E tome gente em campo

Bom, se o árbitro reserva não é especialista em bandeirar, o que acontece se um bandeirinha se machucar? Desde a Copa de 2006, a resposta é: tenha um assistente reserva. A definição do papel dele na regra atualmente é basicamente essa, assumir o posto do assistente caso ele se machuque e ele basicamente só é usado nessas competições da Fifa, onde já há uma equipe de arbitragem enorme reunida no país só para o evento.

E após testes feitos em vários campeonatos (inclusive no Brasil), em 2012 a Ifab aprovou a introdução da figura do árbitro assistente adicional, também de maneira opcional. São aqueles que ficam atrás da linha de fundo, próximo de cada um dos gols.

E tome gente fora de campo

Para finalizar, desde 2018 foi incluída a possibilidade do VAR nas regras do jogo. E na equipe do VAR há a função do próprio VAR (o árbitro assistente de vídeo, em geral um árbitro) e do AVAR (o assistente do árbitro assistente de vídeo, em geral um ou dois bandeiras). A nomenclatura é confusa, mas a regra é clara.
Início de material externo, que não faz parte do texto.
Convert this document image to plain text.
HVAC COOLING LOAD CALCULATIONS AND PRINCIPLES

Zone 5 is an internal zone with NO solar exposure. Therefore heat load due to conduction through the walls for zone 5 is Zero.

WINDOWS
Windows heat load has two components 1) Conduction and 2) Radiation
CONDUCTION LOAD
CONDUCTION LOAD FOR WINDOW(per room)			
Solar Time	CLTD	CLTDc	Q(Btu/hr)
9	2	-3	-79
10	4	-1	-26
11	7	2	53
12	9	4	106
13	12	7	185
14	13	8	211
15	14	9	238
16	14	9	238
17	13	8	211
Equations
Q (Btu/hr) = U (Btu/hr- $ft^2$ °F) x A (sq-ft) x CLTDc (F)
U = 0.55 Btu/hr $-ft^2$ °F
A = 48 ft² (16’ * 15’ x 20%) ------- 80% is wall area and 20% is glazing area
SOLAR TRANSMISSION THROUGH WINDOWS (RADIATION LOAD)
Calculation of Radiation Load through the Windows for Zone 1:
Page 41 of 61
Ao todo, uma partida de futebol pode ter sete árbitros em campo: árbitro central, dois assistentes, árbitro reserva, assistente reserva e assistente adicional. 

Mas não precisa de tanto. 

Além deles, agora podem haver mais três pessoas no VAR. 

Se contar o operador do equipamento em si, pronto, temos uma equipe completa de 11 pessoas na arbitragem!¹ Mas não precisa ser assim.

1- Claro que aqui fizemos a possibilidade teórica máxima, mas dificilmente uma partida usa todas essas funções. 
Por exemplo, é normal que os assistentes adicionais atrás dos gols sejam retirados de campeonatos onde o VAR é incluído (afinal, seu trabalho pode ser executado pelo VAR).

 

Regra 6: a regra que não é regra

O futebol é conhecido por ter poucas regras: no total, são 17. É de surpreender, então, que exista uma que na verdade não é exatamente uma regra. A Regra 5 estabelece o papel do árbitro central, que é obrigatório em qualquer partida. Já a Regra 6 estabelece o papel dos outros árbitros no campo. O curioso é que logo no começo a Regra 6 já diz que os jogos e torneios “podem” usar as figuras ali descritas. Isso mesmo, nenhuma delas é obrigatória em uma partida oficial, nem mesmo os bandeiras. Essa é a mesma regra que regulamenta o VAR (que, por tabela, também não é necessário em uma partida oficial, claro).

É claro que dizer que “a Regra 6 não é regra” é só uma figura de linguagem para realçar que o uso do que está descrito nela não é obrigatório, mas a regra tem uma finalidade clara: ela serve para dar as opções possíveis e regular o que cada membro da arbitragem pode fazer. 

Por exemplo: se você quiser botar dois ou três árbitros dentro de campo ou deixar a marcação de impedimento a cargo do árbitro reserve ao invés dos assistentes, não pode, justamente porque a Regra 6 não lhe dá essas opções.